Je déteste les gens, et ce principalement pour cette raison. Avant, je les aimais bien mais chaque jour, oui chaque jour de ma petite vie, je me prends des volées d'insultes par des gens qui me jugent sur mon travail. Je sais que c'est nul mais il faut bien manger. Et puis je ne fais que me répéter, oh merde ! Aujourd'hui sera ma dernière journée ici. Ce soir, je démissionne.

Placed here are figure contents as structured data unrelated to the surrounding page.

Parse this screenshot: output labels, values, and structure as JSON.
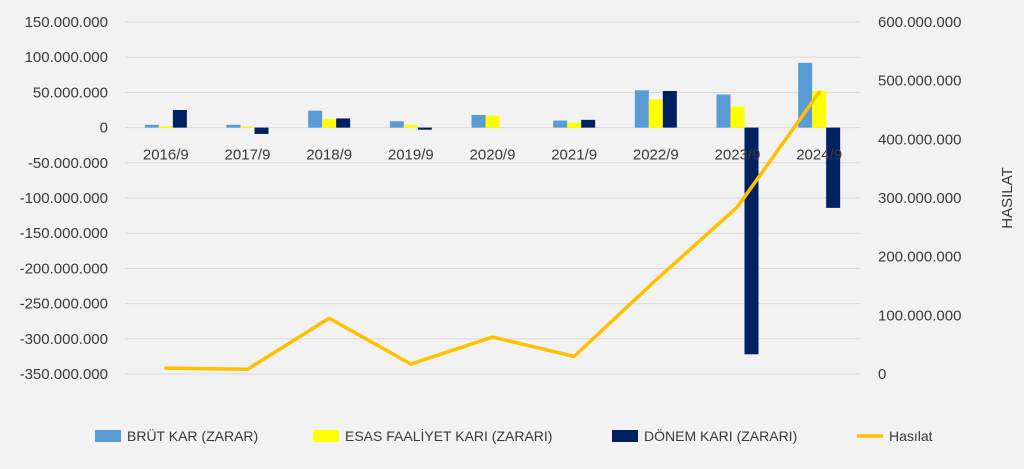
{
  "chart_data": {
    "type": "bar",
    "title": "",
    "categories": [
      "2016/9",
      "2017/9",
      "2018/9",
      "2019/9",
      "2020/9",
      "2021/9",
      "2022/9",
      "2023/9",
      "2024/9"
    ],
    "series": [
      {
        "name": "BRÜT KAR (ZARAR)",
        "type": "bar",
        "axis": "left",
        "color": "#5b9bd5",
        "values": [
          4000000,
          4000000,
          24000000,
          9000000,
          18000000,
          10000000,
          53000000,
          47000000,
          92000000
        ]
      },
      {
        "name": "ESAS FAALİYET KARI (ZARARI)",
        "type": "bar",
        "axis": "left",
        "color": "#ffff00",
        "values": [
          2000000,
          1500000,
          12000000,
          4000000,
          17000000,
          7000000,
          40000000,
          30000000,
          52000000
        ]
      },
      {
        "name": "DÖNEM KARI (ZARARI)",
        "type": "bar",
        "axis": "left",
        "color": "#002060",
        "values": [
          25000000,
          -9000000,
          13000000,
          -3000000,
          0,
          11000000,
          52000000,
          -322000000,
          -114000000
        ]
      },
      {
        "name": "Hasılat",
        "type": "line",
        "axis": "right",
        "color": "#ffc000",
        "values": [
          10000000,
          8000000,
          95000000,
          17000000,
          63000000,
          30000000,
          160000000,
          285000000,
          480000000
        ]
      }
    ],
    "y_left": {
      "min": -350000000,
      "max": 150000000,
      "step": 50000000,
      "tick_labels": [
        "150.000.000",
        "100.000.000",
        "50.000.000",
        "0",
        "-50.000.000",
        "-100.000.000",
        "-150.000.000",
        "-200.000.000",
        "-250.000.000",
        "-300.000.000",
        "-350.000.000"
      ]
    },
    "y_right": {
      "min": 0,
      "max": 600000000,
      "step": 100000000,
      "label": "HASILAT",
      "tick_labels": [
        "600.000.000",
        "500.000.000",
        "400.000.000",
        "300.000.000",
        "200.000.000",
        "100.000.000",
        "0"
      ]
    },
    "xlabel": "",
    "ylabel": "",
    "legend_position": "bottom",
    "grid": true
  }
}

Et puis la journée est passée plus vite. Je faisais des tas et des tas de projets, j'envoyais balader les clients et les insultais en retour. Je travaillais dans la légèreté."Bonjour, je m'appelle Adriel et je..."
Un ange passe. Mon regard est attiré au loin par je-ne-sais-quelle-chose et y reste accroché un certain bout de temps. De l'autre côté du fil, une femme s'impatiente.

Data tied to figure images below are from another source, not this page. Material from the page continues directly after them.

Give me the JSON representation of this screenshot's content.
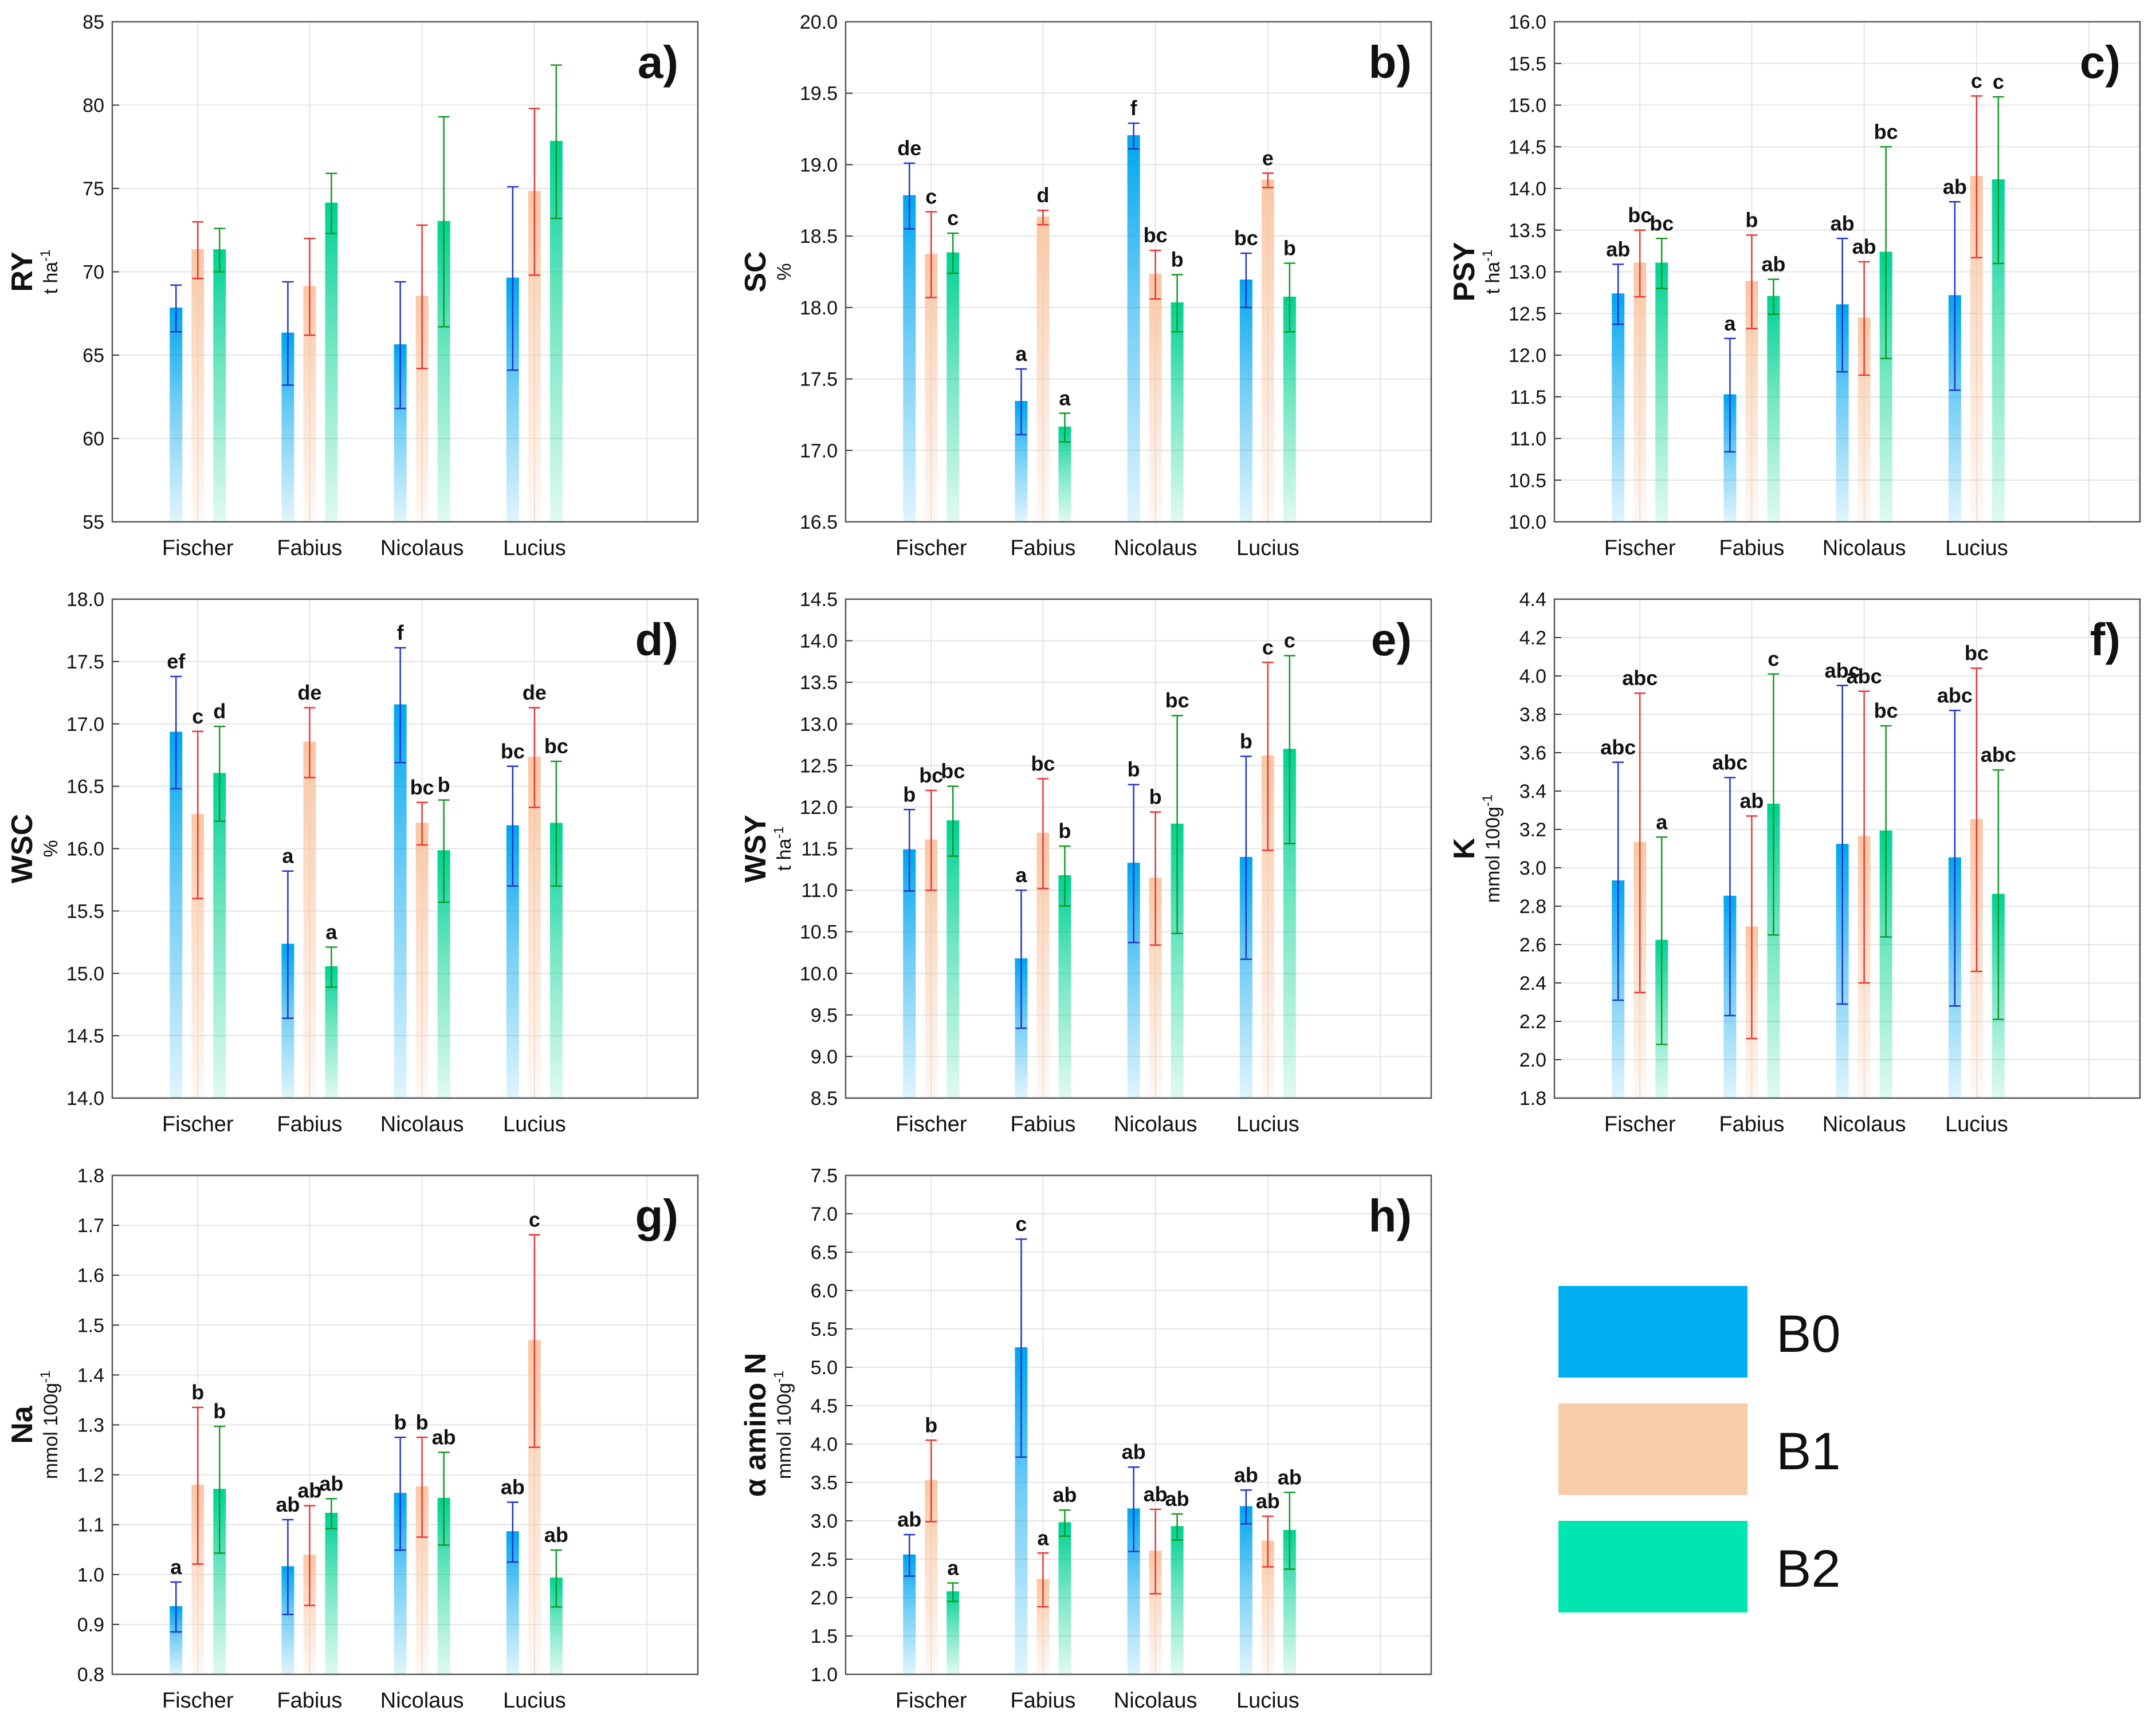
{
  "legend": {
    "entries": [
      {
        "label": "B0",
        "color": "#00b0f0"
      },
      {
        "label": "B1",
        "color": "#f8cba9"
      },
      {
        "label": "B2",
        "color": "#00e6b0"
      }
    ]
  },
  "series_colors": {
    "fill": [
      "#00a6ed",
      "#f9c7a4",
      "#00d293"
    ],
    "error": [
      "#2233cc",
      "#ee3333",
      "#119922"
    ]
  },
  "chart_data": [
    {
      "type": "bar",
      "panel_label": "a)",
      "title": "",
      "ylabel": "RY",
      "unit": "t ha",
      "unit_sup": "-1",
      "ylim": [
        55,
        85
      ],
      "yticks": [
        55,
        60,
        65,
        70,
        75,
        80,
        85
      ],
      "ytick_labels": [
        "55",
        "60",
        "65",
        "70",
        "75",
        "80",
        "85"
      ],
      "categories": [
        "Fischer",
        "Fabius",
        "Nicolaus",
        "Lucius"
      ],
      "series": [
        {
          "name": "B0",
          "values": [
            67.8,
            66.3,
            65.6,
            69.6
          ],
          "errors": [
            1.4,
            3.1,
            3.8,
            5.5
          ],
          "letters": [
            "",
            "",
            "",
            ""
          ]
        },
        {
          "name": "B1",
          "values": [
            71.3,
            69.1,
            68.5,
            74.8
          ],
          "errors": [
            1.7,
            2.9,
            4.3,
            5.0
          ],
          "letters": [
            "",
            "",
            "",
            ""
          ]
        },
        {
          "name": "B2",
          "values": [
            71.3,
            74.1,
            73.0,
            77.8
          ],
          "errors": [
            1.3,
            1.8,
            6.3,
            4.6
          ],
          "letters": [
            "",
            "",
            "",
            ""
          ]
        }
      ]
    },
    {
      "type": "bar",
      "panel_label": "b)",
      "title": "",
      "ylabel": "SC",
      "unit": "%",
      "unit_sup": "",
      "ylim": [
        16.5,
        20.0
      ],
      "yticks": [
        16.5,
        17.0,
        17.5,
        18.0,
        18.5,
        19.0,
        19.5,
        20.0
      ],
      "ytick_labels": [
        "16.5",
        "17.0",
        "17.5",
        "18.0",
        "18.5",
        "19.0",
        "19.5",
        "20.0"
      ],
      "categories": [
        "Fischer",
        "Fabius",
        "Nicolaus",
        "Lucius"
      ],
      "series": [
        {
          "name": "B0",
          "values": [
            18.78,
            17.34,
            19.2,
            18.19
          ],
          "errors": [
            0.23,
            0.23,
            0.09,
            0.19
          ],
          "letters": [
            "de",
            "a",
            "f",
            "bc"
          ]
        },
        {
          "name": "B1",
          "values": [
            18.37,
            18.63,
            18.23,
            18.89
          ],
          "errors": [
            0.3,
            0.05,
            0.17,
            0.05
          ],
          "letters": [
            "c",
            "d",
            "bc",
            "e"
          ]
        },
        {
          "name": "B2",
          "values": [
            18.38,
            17.16,
            18.03,
            18.07
          ],
          "errors": [
            0.14,
            0.1,
            0.2,
            0.24
          ],
          "letters": [
            "c",
            "a",
            "b",
            "b"
          ]
        }
      ]
    },
    {
      "type": "bar",
      "panel_label": "c)",
      "title": "",
      "ylabel": "PSY",
      "unit": "t ha",
      "unit_sup": "-1",
      "ylim": [
        10.0,
        16.0
      ],
      "yticks": [
        10.0,
        10.5,
        11.0,
        11.5,
        12.0,
        12.5,
        13.0,
        13.5,
        14.0,
        14.5,
        15.0,
        15.5,
        16.0
      ],
      "ytick_labels": [
        "10.0",
        "10.5",
        "11.0",
        "11.5",
        "12.0",
        "12.5",
        "13.0",
        "13.5",
        "14.0",
        "14.5",
        "15.0",
        "15.5",
        "16.0"
      ],
      "categories": [
        "Fischer",
        "Fabius",
        "Nicolaus",
        "Lucius"
      ],
      "series": [
        {
          "name": "B0",
          "values": [
            12.73,
            11.52,
            12.6,
            12.71
          ],
          "errors": [
            0.36,
            0.68,
            0.8,
            1.13
          ],
          "letters": [
            "ab",
            "a",
            "ab",
            "ab"
          ]
        },
        {
          "name": "B1",
          "values": [
            13.1,
            12.88,
            12.44,
            14.14
          ],
          "errors": [
            0.4,
            0.56,
            0.68,
            0.97
          ],
          "letters": [
            "bc",
            "b",
            "ab",
            "c"
          ]
        },
        {
          "name": "B2",
          "values": [
            13.1,
            12.7,
            13.23,
            14.1
          ],
          "errors": [
            0.3,
            0.21,
            1.27,
            1.0
          ],
          "letters": [
            "bc",
            "ab",
            "bc",
            "c"
          ]
        }
      ]
    },
    {
      "type": "bar",
      "panel_label": "d)",
      "title": "",
      "ylabel": "WSC",
      "unit": "%",
      "unit_sup": "",
      "ylim": [
        14.0,
        18.0
      ],
      "yticks": [
        14.0,
        14.5,
        15.0,
        15.5,
        16.0,
        16.5,
        17.0,
        17.5,
        18.0
      ],
      "ytick_labels": [
        "14.0",
        "14.5",
        "15.0",
        "15.5",
        "16.0",
        "16.5",
        "17.0",
        "17.5",
        "18.0"
      ],
      "categories": [
        "Fischer",
        "Fabius",
        "Nicolaus",
        "Lucius"
      ],
      "series": [
        {
          "name": "B0",
          "values": [
            16.93,
            15.23,
            17.15,
            16.18
          ],
          "errors": [
            0.45,
            0.59,
            0.46,
            0.48
          ],
          "letters": [
            "ef",
            "a",
            "f",
            "bc"
          ]
        },
        {
          "name": "B1",
          "values": [
            16.27,
            16.85,
            16.2,
            16.73
          ],
          "errors": [
            0.67,
            0.28,
            0.17,
            0.4
          ],
          "letters": [
            "c",
            "de",
            "bc",
            "de"
          ]
        },
        {
          "name": "B2",
          "values": [
            16.6,
            15.05,
            15.98,
            16.2
          ],
          "errors": [
            0.38,
            0.16,
            0.41,
            0.5
          ],
          "letters": [
            "d",
            "a",
            "b",
            "bc"
          ]
        }
      ]
    },
    {
      "type": "bar",
      "panel_label": "e)",
      "title": "",
      "ylabel": "WSY",
      "unit": "t ha",
      "unit_sup": "-1",
      "ylim": [
        8.5,
        14.5
      ],
      "yticks": [
        8.5,
        9.0,
        9.5,
        10.0,
        10.5,
        11.0,
        11.5,
        12.0,
        12.5,
        13.0,
        13.5,
        14.0,
        14.5
      ],
      "ytick_labels": [
        "8.5",
        "9.0",
        "9.5",
        "10.0",
        "10.5",
        "11.0",
        "11.5",
        "12.0",
        "12.5",
        "13.0",
        "13.5",
        "14.0",
        "14.5"
      ],
      "categories": [
        "Fischer",
        "Fabius",
        "Nicolaus",
        "Lucius"
      ],
      "series": [
        {
          "name": "B0",
          "values": [
            11.48,
            10.17,
            11.32,
            11.39
          ],
          "errors": [
            0.49,
            0.83,
            0.95,
            1.22
          ],
          "letters": [
            "b",
            "a",
            "b",
            "b"
          ]
        },
        {
          "name": "B1",
          "values": [
            11.6,
            11.68,
            11.14,
            12.61
          ],
          "errors": [
            0.6,
            0.66,
            0.8,
            1.13
          ],
          "letters": [
            "bc",
            "bc",
            "b",
            "c"
          ]
        },
        {
          "name": "B2",
          "values": [
            11.83,
            11.17,
            11.79,
            12.69
          ],
          "errors": [
            0.42,
            0.36,
            1.31,
            1.13
          ],
          "letters": [
            "bc",
            "b",
            "bc",
            "c"
          ]
        }
      ]
    },
    {
      "type": "bar",
      "panel_label": "f)",
      "title": "",
      "ylabel": "K",
      "unit": "mmol 100g",
      "unit_sup": "-1",
      "ylim": [
        1.8,
        4.4
      ],
      "yticks": [
        1.8,
        2.0,
        2.2,
        2.4,
        2.6,
        2.8,
        3.0,
        3.2,
        3.4,
        3.6,
        3.8,
        4.0,
        4.2,
        4.4
      ],
      "ytick_labels": [
        "1.8",
        "2.0",
        "2.2",
        "2.4",
        "2.6",
        "2.8",
        "3.0",
        "3.2",
        "3.4",
        "3.6",
        "3.8",
        "4.0",
        "4.2",
        "4.4"
      ],
      "categories": [
        "Fischer",
        "Fabius",
        "Nicolaus",
        "Lucius"
      ],
      "series": [
        {
          "name": "B0",
          "values": [
            2.93,
            2.85,
            3.12,
            3.05
          ],
          "errors": [
            0.62,
            0.62,
            0.83,
            0.77
          ],
          "letters": [
            "abc",
            "abc",
            "abc",
            "abc"
          ]
        },
        {
          "name": "B1",
          "values": [
            3.13,
            2.69,
            3.16,
            3.25
          ],
          "errors": [
            0.78,
            0.58,
            0.76,
            0.79
          ],
          "letters": [
            "abc",
            "ab",
            "abc",
            "bc"
          ]
        },
        {
          "name": "B2",
          "values": [
            2.62,
            3.33,
            3.19,
            2.86
          ],
          "errors": [
            0.54,
            0.68,
            0.55,
            0.65
          ],
          "letters": [
            "a",
            "c",
            "bc",
            "abc"
          ]
        }
      ]
    },
    {
      "type": "bar",
      "panel_label": "g)",
      "title": "",
      "ylabel": "Na",
      "unit": "mmol 100g",
      "unit_sup": "-1",
      "ylim": [
        0.8,
        1.8
      ],
      "yticks": [
        0.8,
        0.9,
        1.0,
        1.1,
        1.2,
        1.3,
        1.4,
        1.5,
        1.6,
        1.7,
        1.8
      ],
      "ytick_labels": [
        "0.8",
        "0.9",
        "1.0",
        "1.1",
        "1.2",
        "1.3",
        "1.4",
        "1.5",
        "1.6",
        "1.7",
        "1.8"
      ],
      "categories": [
        "Fischer",
        "Fabius",
        "Nicolaus",
        "Lucius"
      ],
      "series": [
        {
          "name": "B0",
          "values": [
            0.935,
            1.015,
            1.162,
            1.085
          ],
          "errors": [
            0.05,
            0.095,
            0.113,
            0.06
          ],
          "letters": [
            "a",
            "ab",
            "b",
            "ab"
          ]
        },
        {
          "name": "B1",
          "values": [
            1.178,
            1.038,
            1.175,
            1.468
          ],
          "errors": [
            0.157,
            0.1,
            0.1,
            0.213
          ],
          "letters": [
            "b",
            "ab",
            "b",
            "c"
          ]
        },
        {
          "name": "B2",
          "values": [
            1.17,
            1.122,
            1.152,
            0.992
          ],
          "errors": [
            0.127,
            0.03,
            0.093,
            0.057
          ],
          "letters": [
            "b",
            "ab",
            "ab",
            "ab"
          ]
        }
      ]
    },
    {
      "type": "bar",
      "panel_label": "h)",
      "title": "",
      "ylabel": "α amino N",
      "unit": "mmol 100g",
      "unit_sup": "-1",
      "ylim": [
        1.0,
        7.5
      ],
      "yticks": [
        1.0,
        1.5,
        2.0,
        2.5,
        3.0,
        3.5,
        4.0,
        4.5,
        5.0,
        5.5,
        6.0,
        6.5,
        7.0,
        7.5
      ],
      "ytick_labels": [
        "1.0",
        "1.5",
        "2.0",
        "2.5",
        "3.0",
        "3.5",
        "4.0",
        "4.5",
        "5.0",
        "5.5",
        "6.0",
        "6.5",
        "7.0",
        "7.5"
      ],
      "categories": [
        "Fischer",
        "Fabius",
        "Nicolaus",
        "Lucius"
      ],
      "series": [
        {
          "name": "B0",
          "values": [
            2.55,
            5.25,
            3.15,
            3.18
          ],
          "errors": [
            0.27,
            1.42,
            0.55,
            0.22
          ],
          "letters": [
            "ab",
            "c",
            "ab",
            "ab"
          ]
        },
        {
          "name": "B1",
          "values": [
            3.52,
            2.23,
            2.6,
            2.73
          ],
          "errors": [
            0.53,
            0.35,
            0.55,
            0.33
          ],
          "letters": [
            "b",
            "a",
            "ab",
            "ab"
          ]
        },
        {
          "name": "B2",
          "values": [
            2.07,
            2.97,
            2.92,
            2.87
          ],
          "errors": [
            0.12,
            0.17,
            0.17,
            0.5
          ],
          "letters": [
            "a",
            "ab",
            "ab",
            "ab"
          ]
        }
      ]
    }
  ]
}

"Allô ? Bonjour... Adriel ? Je m'appelle Magdalena, et je ne crois pas me souvenir de vous."
Sa voix. Mélodieuse, harmonieuse, triste à en mourir. Pourquoi triste ? J'ai l'impression d'avoir entendu des larmes dans sa voix. Pourquoi pleure-t-elle ?
"Adriel ? Vous êtes toujours là ?"
Adriel... Adriel... Adriel...
Jamais mon nom ne m'avait paru aussi beau, il avait suffi qu'elle le dise pour que toute sa beauté soit révélée.
"Oui attendez je..."
Elle a raccroché, Magdalena ? Il me semble que c'est son nom. Magdalena, Magdalena, Magdalena... Je répète de prénom, encore et encore, jusqu'à ce qu'il résonne étrangement. Une étrange douceur.

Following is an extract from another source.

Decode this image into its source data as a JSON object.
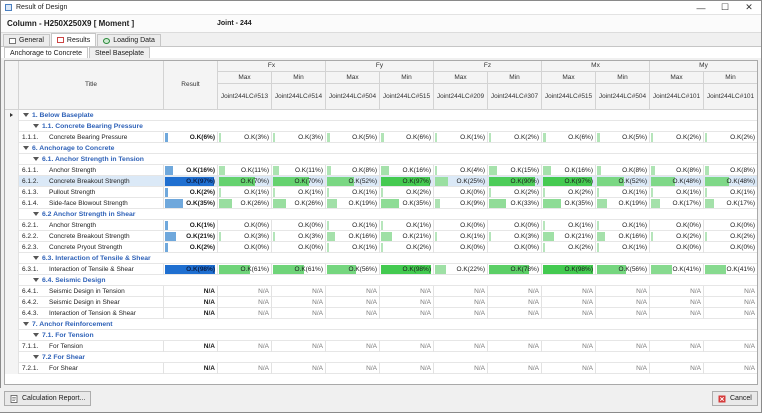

Puis, je décide finalement de ne pas démissionner : ce serait ruiner mes chances de pouvoir retrouver cette Magdalena. Mais il est tard, enfin, il est déjà 18h00, l'heure de m'évader, enfin...
Je rentre chez moi en voiture, plus détendu qu'à l'aller. Dans la boîte aux lettres s'entassent des papiers que je ne ramasse même plus, ce sont des relances pour divers crédits ou les impôts, où je ne sais quelle autre chose à payer. D'habitude, je ressens un profond besoin de fuir mon appart', mais pas ce soir. Ce soir, j'ai envie de mettre la musique à fond et d'hurler de toutes mes forces, je veux crier à la vie qu'elle est laide et dire à quel point je veux que cela change, que je veux vivre autre chose. Revenir à mes premières amours de compositeur serait merveilleux, mais irréalisable...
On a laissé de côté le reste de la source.